Cloud complexity: why it’s good to be a DMaaS
Cloud computing is great news, apart from one thing.
The option to now build complex heterogeneous cloud environments gives us a massively expanded choice of deployment options to bring service-centric datacentre-driven virtualised data processing, analytics and storage options to bear upon contemporary IT workload burdens — which is great news, apart from one thing.
The clue is in the name and it’s the c-word at the start: complex heterogeneous cloud environments, are, well, pretty complex.
This issue is, when cloud data exists in various places, it creates a wider worry factor.
To explain… when elements cloud data have a footprint in SaaS (Software-as-a-Service) PaaS (Platform-as-a-Service) and IaaS (Infrastructure-as-a-Service)… then all that data needs to be ‘managed through its lifecycle’ – by which we mean, that data needs to be monitored so that we can assess enterprise Service Level Agreements (SLAs) and look to achieve consistency of service regardless of where data is ultimately stored.
Be a DMaaS
This is the pain point that Data Management-as-as Service (DMaaS) company Druva has aimed to address with its Druva Cloud Platform – the technology unifies data protection, management and intelligence capabilities for data.
Druva says that challenges in cloud arise due to what it calls the ‘patchwork of disparate systems’ and the need to administer them.
According to Druva, “Different clouds have different data management needs — IaaS, PaaS and SaaS have different protection and data management requirements that range from simple resiliency needs like backup and disaster recovery to more complex governance such as compliance, search and legal data handling.”

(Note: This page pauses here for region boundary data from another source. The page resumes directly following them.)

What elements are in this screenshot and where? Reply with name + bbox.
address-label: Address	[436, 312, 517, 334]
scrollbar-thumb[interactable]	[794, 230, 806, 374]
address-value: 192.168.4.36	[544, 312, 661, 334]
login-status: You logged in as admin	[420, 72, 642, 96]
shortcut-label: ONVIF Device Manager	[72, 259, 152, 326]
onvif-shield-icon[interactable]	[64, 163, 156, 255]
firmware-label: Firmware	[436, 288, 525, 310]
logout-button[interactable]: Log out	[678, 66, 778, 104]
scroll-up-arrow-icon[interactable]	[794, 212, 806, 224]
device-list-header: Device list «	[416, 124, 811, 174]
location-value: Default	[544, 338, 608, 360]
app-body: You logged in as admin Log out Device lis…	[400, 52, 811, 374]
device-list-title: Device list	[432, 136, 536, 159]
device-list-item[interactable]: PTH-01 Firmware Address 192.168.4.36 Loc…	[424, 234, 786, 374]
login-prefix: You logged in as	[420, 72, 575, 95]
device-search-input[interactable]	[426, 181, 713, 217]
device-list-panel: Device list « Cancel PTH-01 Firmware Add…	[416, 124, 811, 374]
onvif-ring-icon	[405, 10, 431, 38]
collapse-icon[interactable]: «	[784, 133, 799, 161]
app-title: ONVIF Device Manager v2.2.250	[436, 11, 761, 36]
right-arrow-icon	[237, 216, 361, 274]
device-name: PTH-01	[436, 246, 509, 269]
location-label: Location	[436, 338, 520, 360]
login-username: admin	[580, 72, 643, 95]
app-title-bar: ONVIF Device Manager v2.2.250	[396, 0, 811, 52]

Veep of product and alliances marketing at Druva is Dave Packer. He insists that cloud means that IT teams must deal with growing data lifecycle complexity, including managing data over time for long term retention and archiving.
“If not done properly, lack of management can equate to high costs due to collecting too much dark data,” said Packer. “If a company’s data management is a mess while it exists in-house, then exporting it to the cloud can introduce even more data management challenges, and the increased cost to fix these can offset any anticipated savings.”
Druva Cloud Platform aims to provide a single point of data management and protection for workloads in the cloud.
The product comes with an integrated console/dashboard to be used for data management and protection, including analytics, governance and visibility into data across heterogeneous environments.